Hace poco que salí de casa de Rodrigo; él y Guille se ofrecieron a acompañarme hasta casa. Yo me negué. Guille vive muy lejos y no quiero entretenerle y, con el mal tiempo que hace, no quería que Rodrigo empeorase, aunque después de comer ya se encontraba mucho mejor. De todas formas, tanto él como Guille tenían cosas que hacer y no quería molestarlos más. Los tres nos separamos unas calles atrás; por suerte, puedo orientarme gracias a Rodrigo no vive muy lejos de mi casa. Aún así, más de una vez he tenido que pararme en seco para pensar unos segundos en qué dirección continuar.

Los padres de Rodrigo fueron muy amables con nosotros, me reconocieron al instante y me preguntaron qué tal me encontraba. Y, junto con la comida, que fue bastante agradable, pasé una buena tarde en la compañía que más quería... Y, a pesar de todo, este día se ha convertido en el mejor de mi vida.

Saco las llaves de mi mochila y abro la puerta del portal. No tengo muchas ganas de entrar a casa. Cuando la llamé, mi madre estaba histérica y me dijo que volviese inmediatamente a casa; obviamente, le dije que no. La conversación no fue muy bien y, al final, acabé colgándola. No me siento orgullosa de ello.
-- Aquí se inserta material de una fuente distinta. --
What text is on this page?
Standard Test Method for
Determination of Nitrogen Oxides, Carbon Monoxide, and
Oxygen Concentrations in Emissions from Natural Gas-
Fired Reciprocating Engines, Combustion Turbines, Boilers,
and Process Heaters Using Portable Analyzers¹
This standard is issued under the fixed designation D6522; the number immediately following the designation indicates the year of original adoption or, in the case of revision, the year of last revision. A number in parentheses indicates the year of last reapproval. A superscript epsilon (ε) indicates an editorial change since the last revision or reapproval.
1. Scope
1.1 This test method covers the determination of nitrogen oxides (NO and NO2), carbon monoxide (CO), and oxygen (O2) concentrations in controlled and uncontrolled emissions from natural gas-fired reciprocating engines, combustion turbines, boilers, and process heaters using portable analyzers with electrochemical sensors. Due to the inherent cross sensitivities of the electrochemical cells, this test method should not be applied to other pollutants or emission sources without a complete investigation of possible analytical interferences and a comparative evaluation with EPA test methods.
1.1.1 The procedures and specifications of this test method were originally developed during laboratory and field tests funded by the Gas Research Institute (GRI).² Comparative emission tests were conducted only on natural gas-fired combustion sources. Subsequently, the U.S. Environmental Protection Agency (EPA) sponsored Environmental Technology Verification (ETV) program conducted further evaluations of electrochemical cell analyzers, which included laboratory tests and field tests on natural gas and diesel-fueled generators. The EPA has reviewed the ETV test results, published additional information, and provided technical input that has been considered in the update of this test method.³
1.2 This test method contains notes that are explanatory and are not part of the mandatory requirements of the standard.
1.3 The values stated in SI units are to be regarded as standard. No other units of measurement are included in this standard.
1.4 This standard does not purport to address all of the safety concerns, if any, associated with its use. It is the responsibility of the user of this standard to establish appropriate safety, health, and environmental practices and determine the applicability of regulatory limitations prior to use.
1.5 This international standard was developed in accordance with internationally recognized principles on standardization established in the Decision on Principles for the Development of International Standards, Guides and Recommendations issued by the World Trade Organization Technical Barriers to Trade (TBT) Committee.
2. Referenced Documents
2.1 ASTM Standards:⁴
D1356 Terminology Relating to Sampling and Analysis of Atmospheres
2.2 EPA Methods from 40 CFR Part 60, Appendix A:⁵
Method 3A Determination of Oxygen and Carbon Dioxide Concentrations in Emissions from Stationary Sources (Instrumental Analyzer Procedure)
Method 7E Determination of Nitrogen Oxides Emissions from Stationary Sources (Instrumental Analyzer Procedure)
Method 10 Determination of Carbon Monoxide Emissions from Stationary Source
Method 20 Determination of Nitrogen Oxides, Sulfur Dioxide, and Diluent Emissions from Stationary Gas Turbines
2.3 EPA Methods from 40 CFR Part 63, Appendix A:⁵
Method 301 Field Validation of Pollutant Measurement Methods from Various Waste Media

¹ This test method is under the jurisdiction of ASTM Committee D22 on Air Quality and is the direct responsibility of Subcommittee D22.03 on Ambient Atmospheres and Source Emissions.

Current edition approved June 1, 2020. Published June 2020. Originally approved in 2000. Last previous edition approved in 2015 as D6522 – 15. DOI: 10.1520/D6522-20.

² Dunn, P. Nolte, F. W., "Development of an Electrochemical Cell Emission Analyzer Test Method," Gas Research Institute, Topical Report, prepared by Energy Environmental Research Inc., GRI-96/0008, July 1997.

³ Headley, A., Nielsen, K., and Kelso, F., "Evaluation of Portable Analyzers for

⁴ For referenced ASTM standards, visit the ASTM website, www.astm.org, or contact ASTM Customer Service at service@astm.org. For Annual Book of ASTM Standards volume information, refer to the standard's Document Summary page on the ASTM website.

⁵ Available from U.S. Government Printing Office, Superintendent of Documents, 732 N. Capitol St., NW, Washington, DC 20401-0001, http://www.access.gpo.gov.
Ahora llega la hora de enfrentarse a las consecuencias.

Traspaso el umbral de nuestro piso, donde reina un silencio espectral. No es buena señal.

—Hola... ya estoy aquí —digo al aire.

Nadie me responde.

Sigo por los pasillos, con el paso vacilante hasta llegar al salón. Mi madre está sentada en su sillón habitual, mirando un programa de televisión pero, a la vez, sin ver nada en realidad. Sus ojos miran a ninguna parte, su semblante está inexpresivo, sus ojeras más marcadas, está más cansada, se nota que ha llorado durante muchas horas. Ahora, la culpabilidad me inunda, quisiera ir a abrazarla, a consolarla, a decirle cuánto lo siento, a pedirle perdón mil veces, a decirla que la quiero...

Pero, desgraciadamente, mi orgullo me impide hacerlo y yo no hago nada por remediarlo.

—Hola... —repito.

—No vuelves a salir, Alba. ¿Está claro? —responde tajante sin apartar la mirada del televisor— Y cuando salgas de clase, te quiero aquí inmediatamente.

No respondo, no sé qué responder, no quiero responder. Me da igual, no quiero... 

No voy a acatar sus normas, tampoco lo hacía antes del coma ni tampoco lo haré ahora. No quiero discutir; así que, sin decir nada, doy media vuelta y me alejo de allí.

—¿A dónde vas, Alba? —mi madre parece que comienza a reaccionar.

—Me voy.

—Alba, ni se te ocurra. Estás castigada. ¡Alba! Vuelve aquí ahora mismo.

Hago caso omiso y vuelvo sobre mis pasos cuando traspasé el pasillo, ni siquiera paso por mi habitación. No quiero estar aquí. Lo único que quiero es irme.

Lejos, muy lejos...

Aún sigo oyendo los gritos de mi madre provenientes del salón. No me retienen. Consigo oírla, levantarse del sillón y acelerar el paso antes de cerrar la puerta de mi casa tras de mí.